Joel Munter, 44, a member of the city's Human Relations Commission, said he was disappointed more residents didn't attend Friday's session.
While Maximus spokesman Craig Fraser summarized his findings and took questions from residents at the downtown Community Center, screening committees were interviewing six finalists for the chief's job behind closed doors in adjoining city offices. Neuman didn't apply but told the audience during the community meeting that he may seek the job in the future.

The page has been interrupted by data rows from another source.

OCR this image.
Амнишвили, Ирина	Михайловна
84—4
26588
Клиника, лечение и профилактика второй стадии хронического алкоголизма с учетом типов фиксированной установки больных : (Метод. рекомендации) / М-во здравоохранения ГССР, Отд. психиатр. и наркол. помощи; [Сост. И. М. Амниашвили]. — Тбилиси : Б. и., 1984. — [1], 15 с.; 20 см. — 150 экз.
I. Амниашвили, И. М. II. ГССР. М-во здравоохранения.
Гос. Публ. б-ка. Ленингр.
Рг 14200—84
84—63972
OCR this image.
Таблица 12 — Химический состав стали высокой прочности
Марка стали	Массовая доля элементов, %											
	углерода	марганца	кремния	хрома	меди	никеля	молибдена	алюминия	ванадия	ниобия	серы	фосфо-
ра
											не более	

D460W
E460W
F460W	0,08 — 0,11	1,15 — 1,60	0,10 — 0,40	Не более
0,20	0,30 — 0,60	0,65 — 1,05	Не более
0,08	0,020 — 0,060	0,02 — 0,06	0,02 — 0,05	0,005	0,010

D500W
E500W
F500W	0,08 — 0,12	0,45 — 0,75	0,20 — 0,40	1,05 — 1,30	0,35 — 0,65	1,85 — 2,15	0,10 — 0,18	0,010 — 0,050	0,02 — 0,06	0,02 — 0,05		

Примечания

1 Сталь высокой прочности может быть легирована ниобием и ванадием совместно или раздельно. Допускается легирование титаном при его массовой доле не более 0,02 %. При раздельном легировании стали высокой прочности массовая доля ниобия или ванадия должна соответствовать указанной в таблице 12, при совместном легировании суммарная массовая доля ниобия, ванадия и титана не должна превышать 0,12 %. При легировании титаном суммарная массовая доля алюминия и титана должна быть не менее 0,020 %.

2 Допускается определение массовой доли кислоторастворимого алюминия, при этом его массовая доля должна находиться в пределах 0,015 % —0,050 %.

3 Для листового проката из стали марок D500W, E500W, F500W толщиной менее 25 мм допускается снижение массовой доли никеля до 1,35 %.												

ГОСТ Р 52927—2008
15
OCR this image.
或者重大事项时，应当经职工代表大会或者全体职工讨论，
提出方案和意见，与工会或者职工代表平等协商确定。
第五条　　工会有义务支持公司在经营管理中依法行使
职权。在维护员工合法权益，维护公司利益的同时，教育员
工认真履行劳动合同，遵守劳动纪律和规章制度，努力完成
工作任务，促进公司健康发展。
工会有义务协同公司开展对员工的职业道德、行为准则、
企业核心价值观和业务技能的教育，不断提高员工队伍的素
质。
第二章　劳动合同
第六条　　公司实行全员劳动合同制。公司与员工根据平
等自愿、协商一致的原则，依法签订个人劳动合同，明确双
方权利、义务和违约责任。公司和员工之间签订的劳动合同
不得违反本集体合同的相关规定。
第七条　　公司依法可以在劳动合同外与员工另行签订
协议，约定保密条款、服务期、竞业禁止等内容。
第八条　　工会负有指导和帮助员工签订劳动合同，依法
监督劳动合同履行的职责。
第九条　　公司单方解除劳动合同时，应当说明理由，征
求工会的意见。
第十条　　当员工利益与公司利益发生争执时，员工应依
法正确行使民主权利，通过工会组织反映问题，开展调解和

After 20 years, officers are assured retirement benefits equivalent to at least half their salary; Neuman has 17½ years on the force.
The $181,148 Maximus review was commissioned by the City Council in March, a month after former Chief Bobby Joe Harris retired under pressure following two officers' on-duty deaths, the shooting of a civilian by an officer, and the firing and subsequent reinstatement of an officer who complained about safety problems.
Although Harris' name wasn't mentioned during Maximus' public presentations, the study said department employees were critical of a "good old boy" system in promotions and discipline. Maximus recommended changes in performance reviews, promotions and some pay scales.
However, Fraser said that the department is a "fundamentally solid" agency and that 48 is a low number of recommendations in a field where 100 or more is average. City Council members praised the results and said they will help the next chief better run a department in the fast-growing city.
"Some things aren't easy fixes," Councilwoman Patti Bruno said. "But I hope we don't just put the (study) book aside to gather dust."